EMBL Australia has recently opened a mirror facility to the EMBL European Bioinformatics Institute (EBI) at the University of Queensland, providing an Australian entry point to the EBI data services. In partnership with Bioplatforms Australia, EMBL Australia is also setting up the Australian Bioinformatics Network to connect bioinformaticians across the country.
They are developing training and development programs for young researchers. A flagship training school for PhD students is due to be launched in 2013.
For more information, visit their website: www.emblaustralia.org
Professor Hiroaki Kitano
Hiroaki Kitano is best known as the creator of the robotic dog AIBO and founding president of the Robotic Soccer World Cup.
But he’s also a pioneer of systems biology, using his knowledge of computing and robotics to understand and analyse biological processes. His career has straddled the two disciplines – he’s currently the Director of the Systems Biology Institute in Tokyo, as well as the Director of the Sony Computer Science Laboratories.

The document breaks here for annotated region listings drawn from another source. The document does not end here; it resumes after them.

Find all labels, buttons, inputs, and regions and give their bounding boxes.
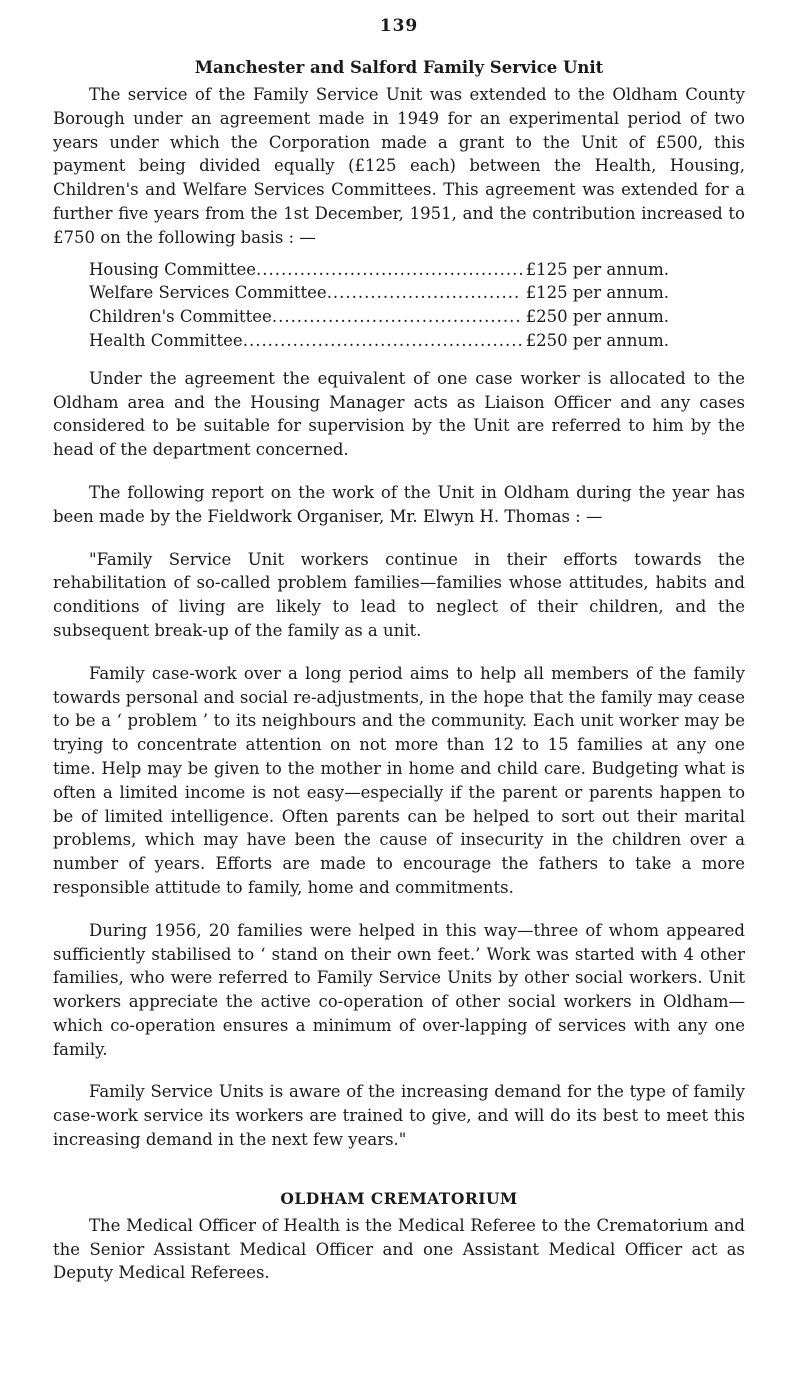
quoted-paragraph: "Family Service Unit workers continue in their efforts towards the rehabilitation of so-called problem families—families whose attitudes, habits and conditions of living are likely to lead to neglect of their children, and the subsequent break-up of the family as a unit. xyxy=(53,549,745,640)
committee-amount: £125 per annum. xyxy=(525,259,669,279)
committee-amount: £250 per annum. xyxy=(525,307,669,327)
section-heading: OLDHAM CREMATORIUM xyxy=(280,1188,518,1208)
section-oldham-crematorium xyxy=(53,1189,745,1285)
section-heading: Manchester and Salford Family Service Unit xyxy=(194,58,604,77)
dot-leader xyxy=(256,258,522,282)
quoted-paragraph: During 1956, 20 families were helped in this way—three of whom appeared sufficiently stabilised to ‘ stand on their own feet.’ Work was started with 4 other families, who were referred to Family Service Units by other social workers. Unit workers appreciate the active co-operation of other social workers in Oldham—which co-operation ensures a minimum of over-lapping of services with any one family. xyxy=(53,920,745,1059)
schedule-row xyxy=(89,305,669,329)
committee-name: Children's Committee xyxy=(89,307,272,327)
committee-amount: £250 per annum. xyxy=(525,330,669,350)
schedule-row xyxy=(89,258,669,282)
committee-name: Health Committee xyxy=(89,330,243,350)
body-paragraph: The following report on the work of the Unit in Oldham during the year has been made by the Fieldwork Organiser, Mr. Elwyn H. Thomas : — xyxy=(53,482,745,526)
section-family-service-unit xyxy=(53,58,745,1152)
committee-name: Welfare Services Committee xyxy=(89,283,327,303)
committee-name: Housing Committee xyxy=(89,259,257,279)
body-paragraph: The Medical Officer of Health is the Medical Referee to the Crematorium and the Senior Assistant Medical Officer and one Assistant Medical Officer act as Deputy Medical Referees. xyxy=(53,1215,745,1283)
committee-amount: £125 per annum. xyxy=(525,283,669,303)
schedule-row xyxy=(89,281,669,305)
quoted-paragraph: Family Service Units is aware of the increasing demand for the type of family case-work service its workers are trained to give, and will do its best to meet this increasing demand in the next few years." xyxy=(53,1082,745,1150)
dot-leader xyxy=(327,281,522,305)
intro-paragraph: The service of the Family Service Unit was extended to the Oldham County Borough under an agreement made in 1949 for an experimental period of two years under which the Corporation made a grant to the Unit of £500, this payment being divided equally (£125 each) between the Health, Housing, Children's and Welfare Services Committees. This agreement was extended for a further five years from the 1st December, 1951, and the contribution increased to £750 on the following basis : — xyxy=(53,85,745,247)
schedule-row xyxy=(89,329,669,353)
quoted-paragraph: Family case-work over a long period aims to help all members of the family towards personal and social re-adjustments, in the hope that the family may cease to be a ‘ problem ’ to its neighbours and the community. Each unit worker may be trying to concentrate attention on not more than 12 to 15 families at any one time. Help may be given to the mother in home and child care. Budgeting what is often a limited income is not easy—especially if the parent or parents happen to be of limited intelligence. Often parents can be helped to sort out their marital problems, which may have been the cause of insecurity in the children over a number of years. Efforts are made to encourage the fathers to take a more responsible attitude to family, home and commitments. xyxy=(53,663,745,897)
dot-leader xyxy=(243,329,522,353)
dot-leader xyxy=(272,305,522,329)
contribution-schedule xyxy=(53,258,745,353)
body-paragraph: Under the agreement the equivalent of one case worker is allocated to the Oldham area and the Housing Manager acts as Liaison Officer and any cases considered to be suitable for supervision by the Unit are referred to him by the head of the department concerned. xyxy=(53,368,745,460)
page-number: 139 xyxy=(379,16,419,36)
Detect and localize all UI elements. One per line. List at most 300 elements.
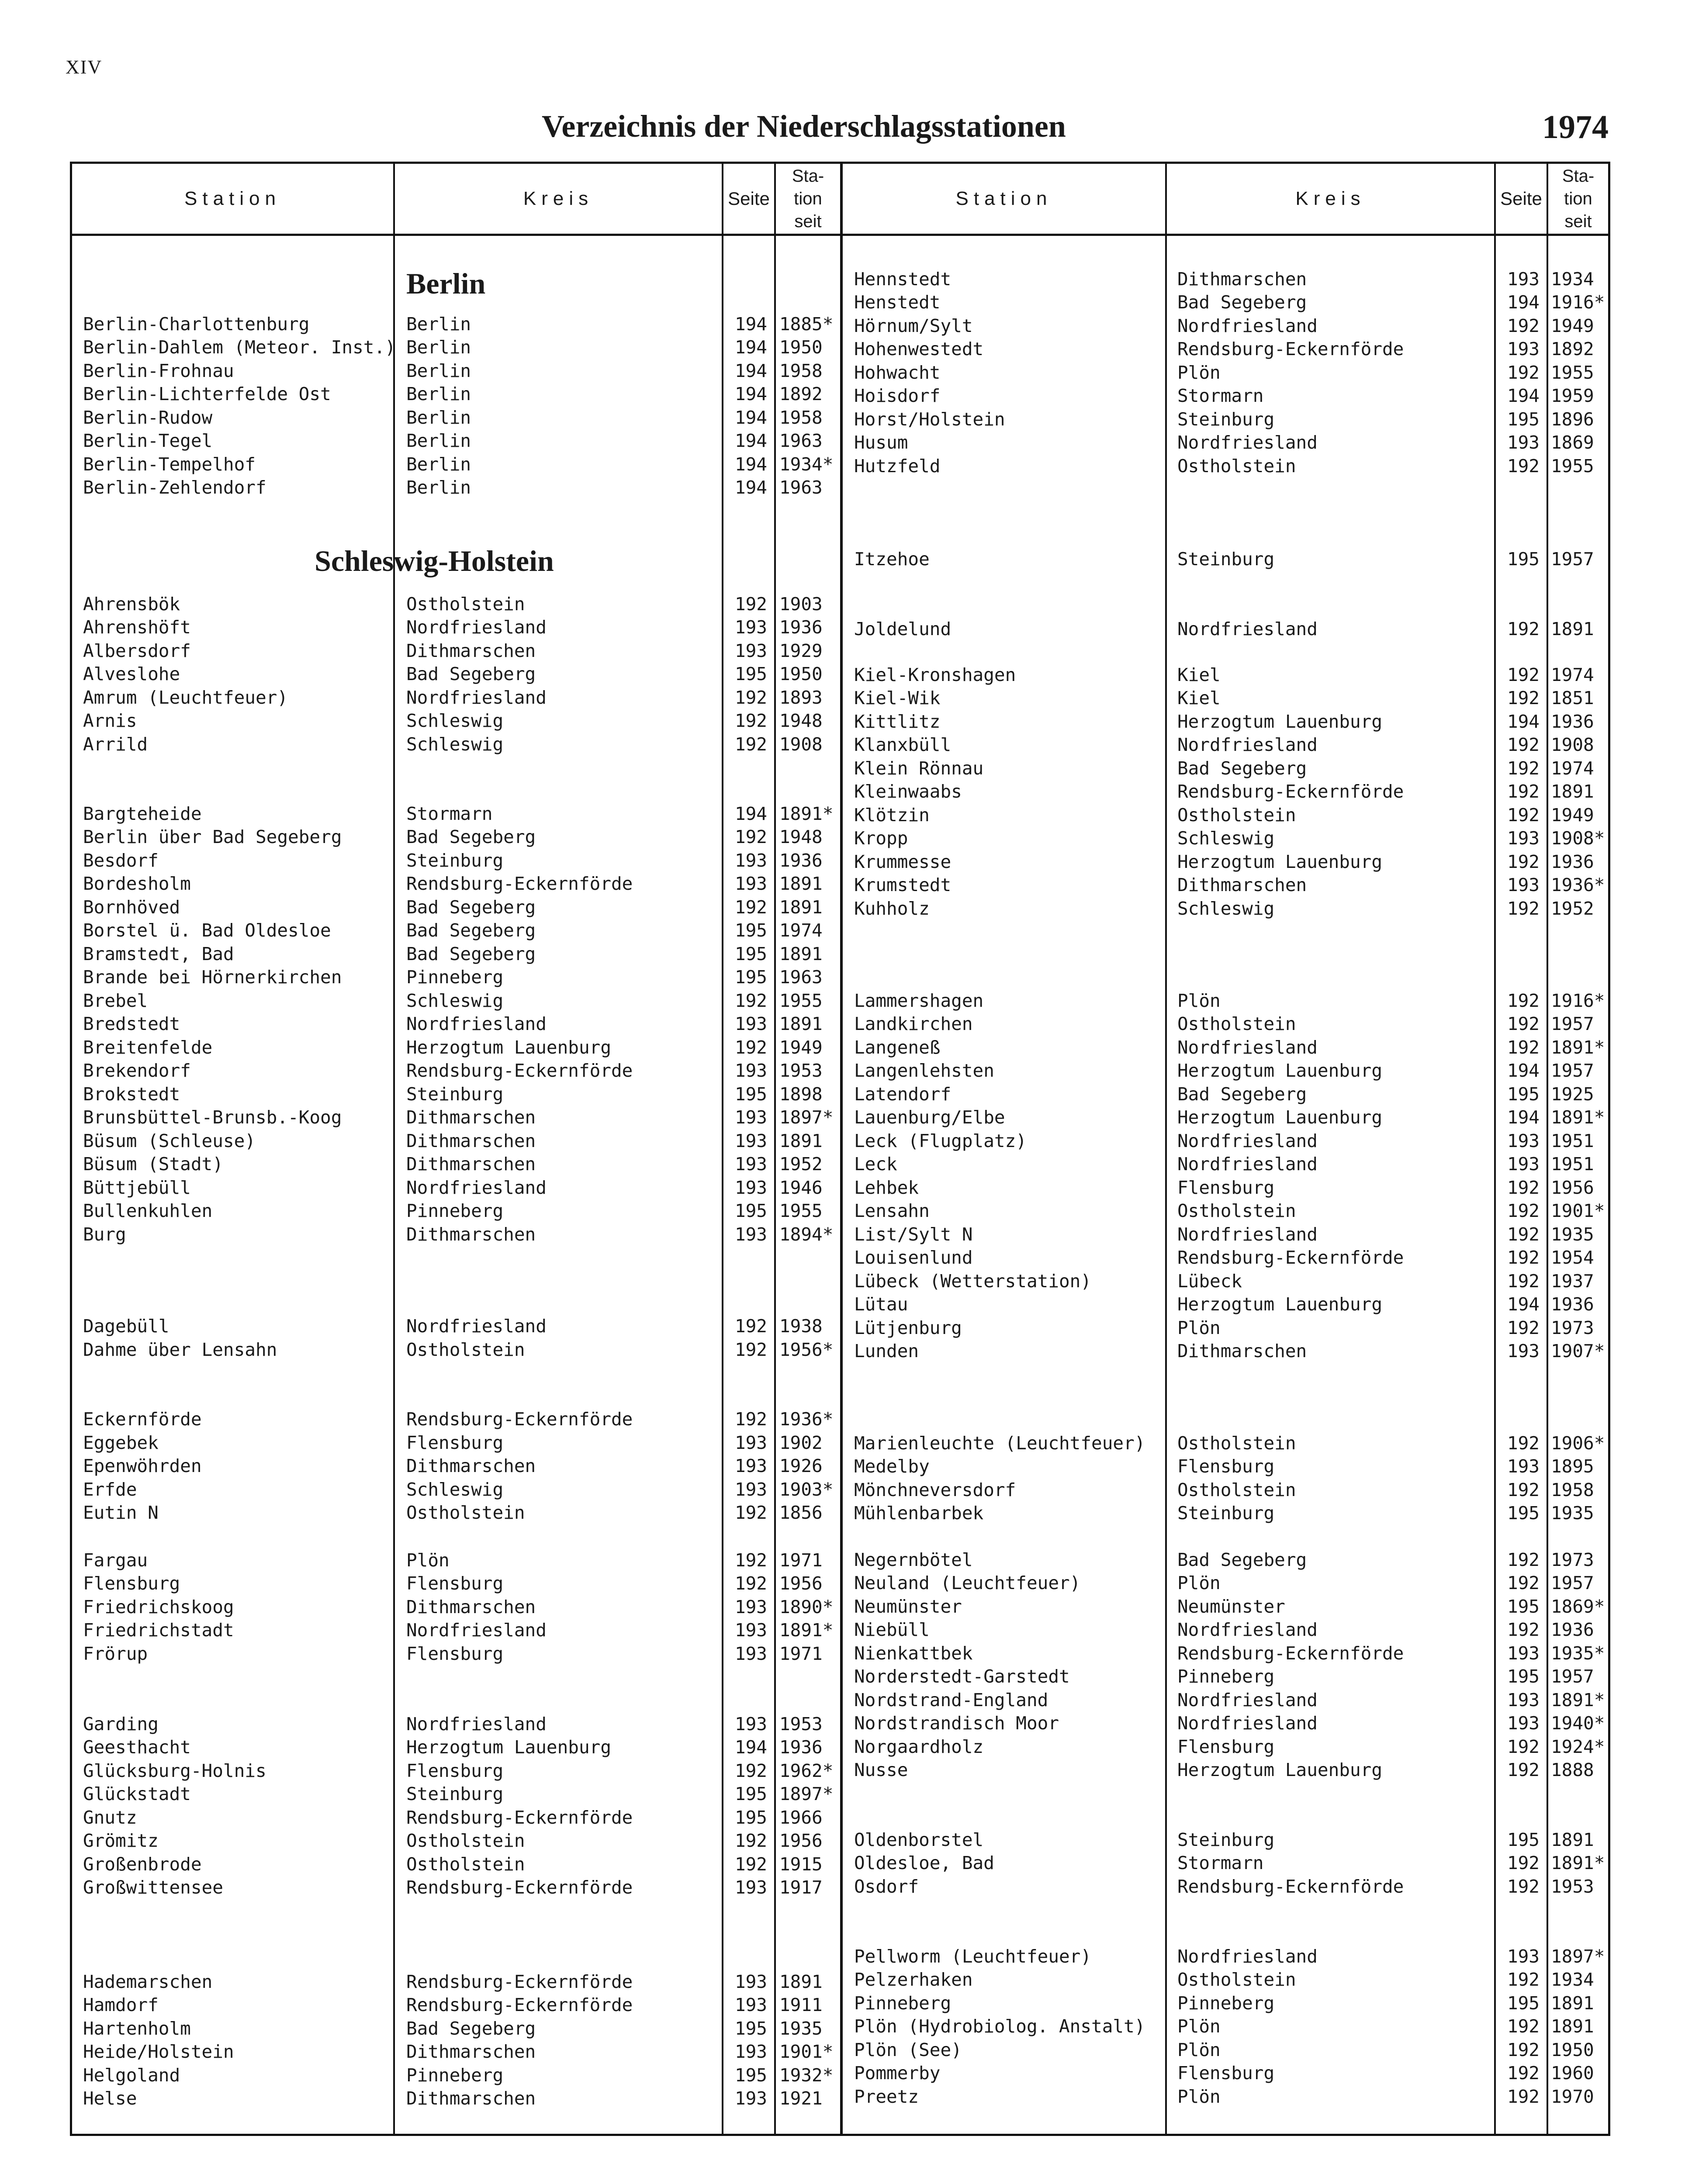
cell-station: Großwittensee	[83, 1877, 223, 1898]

He’s co-developed a computer modelling framework – Systems Biology Markup Language – to store and make sense of the vast quantities biological information being generated. It can be used to create computer models of diseases and biological processes, and to share that knowledge with other researchers.
He’s a past winner of the Nature Award for Creative Mentoring in Science. His students have praised his willingness to invest in ‘absurd’ and ‘outrageous’ ideas. One said his ideas are so far ahead of their time that he seems ‘clairvoyant’.
Prof Kitano’s current research:
The unified theme of my research is “emergence and evolution of intelligence”. Diverse approaches must be taken to tackle this grand problem. As a basic researcher, I am focusing on computational aspects of the evolution of neurogenesis and morphogenesis. Research on high-level intelligence is based on the genetic supervision theory and active perception, so that phenomena such as emotion and selective attention can be incorporated. In the long run, these issues will be integrated as “Symbiotic Systems Theory”. A robust real-time translation of closed-caption and entertainment applications are expected fruits of this basic research.